Marvel Landing includes the Ironcycle Test Run, designed by Maurer AG and described as Disney's first roller coaster at sea. At the time of the ship's launch, it was reported to be the longest roller coaster at sea, extending more than 820 ft. The area also includes two additional rides with lower height requirements: Pym Quantum Racers and Groot Galaxy Spin.

Disney Adventure is the first ship since the Disney Wonder that does not have an AquaDuck (or AquaMouse on the Wish-class) water slide. Instead, Woody and Jessie's Wild Slides, a pair of water slides located at Toy Story Place, stand in place of the AquaDuck.

On the second night of the Disney Adventure cruise, guests will be able to watch a fireworks show: "The Lion King: Celebration in the Sky", narrated by Shah Rukh Khan. This makes Disney Cruise Line the only cruise line in the world to offer fireworks at sea; the other ships in the Disney Cruise Line fleet also feature fireworks shows. Disney has this exclusive entertainment feature because they use biodegradable compressed air fireworks, which are completely harmless to the marine environment.

===Entertainment===
Disney Adventure contains the following entertainment venues:
- Garden Theatre (live original productions: Avengers Assemble!, Let's Set Sail, Duffy and The Friend Ship and Baymax Super Exercise Expo)
- Wayfinder Bay (live original production: Moana: Call of the Sea)
- Walt Disney Theatre (live original productions: Remember and Disney Seas the Adventure)
- Baymax Cinemas (screens motion pictures)

===Dining===
Every night of a Disney Adventure cruise, guests dine at a different restaurant. This is called "rotational dining". On a Disney ship, guests rotate along with their servers, which helps develop the relationship between diner and wait staff.
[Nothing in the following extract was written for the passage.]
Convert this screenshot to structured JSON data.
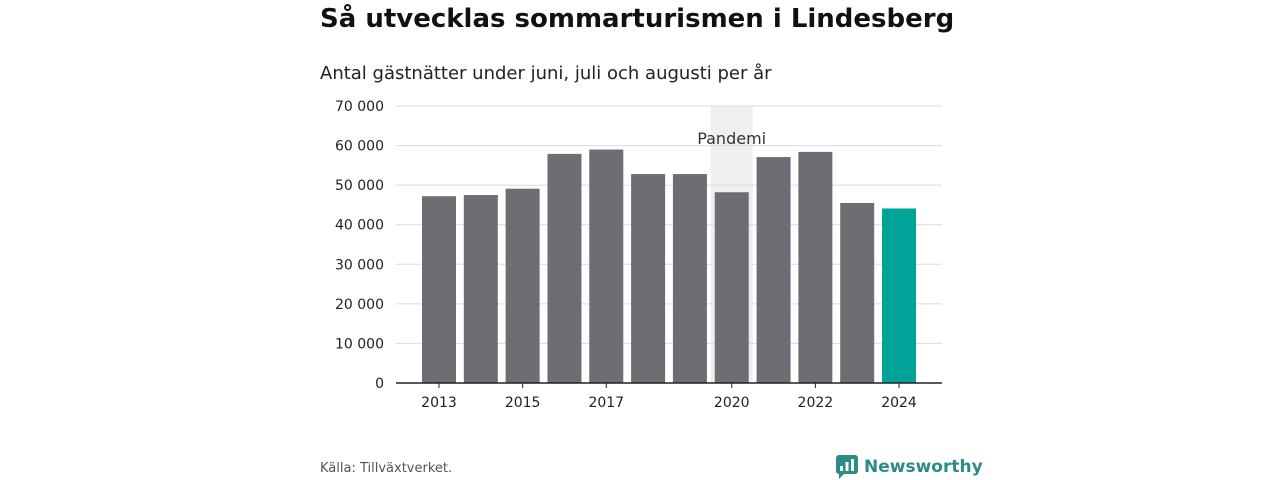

There are six rotational dining restaurants on the Disney Adventure:
- Hollywood Spotlight Club (deck 8 aft)
- Navigator's Club (deck 6 aft)
- Animator's Palate (deck 5 aft, also featured on four of the other Disney cruise ships)
- Animator's Table (deck 9 aft)
- Enchanted Summer Restaurant (deck 6 midship)
- Pixar Market Restaurant (deck 17 aft)

Because each voyage only lasts three to four nights, it is not possible to visit all six restaurants in one sailing. Thus, the rotational dining on the Disney Adventure is divided into three districts, with two restaurants per district, and guests are randomly assigned to one restaurant in each district. In addition, unlike other Disney Cruise Line ships, the Disney Adventure does not have its own buffet location. Therefore, the Enchanted Summer and Pixar Market restaurants function as buffets during breakfast and lunch. Two premium dining restaurants are available at an additional cost: Mike and Sulley's Flavors of Asia (deck 10 aft) and Palo Trattoria (decks 10 and 11 aft), the latter which is exclusively for adults.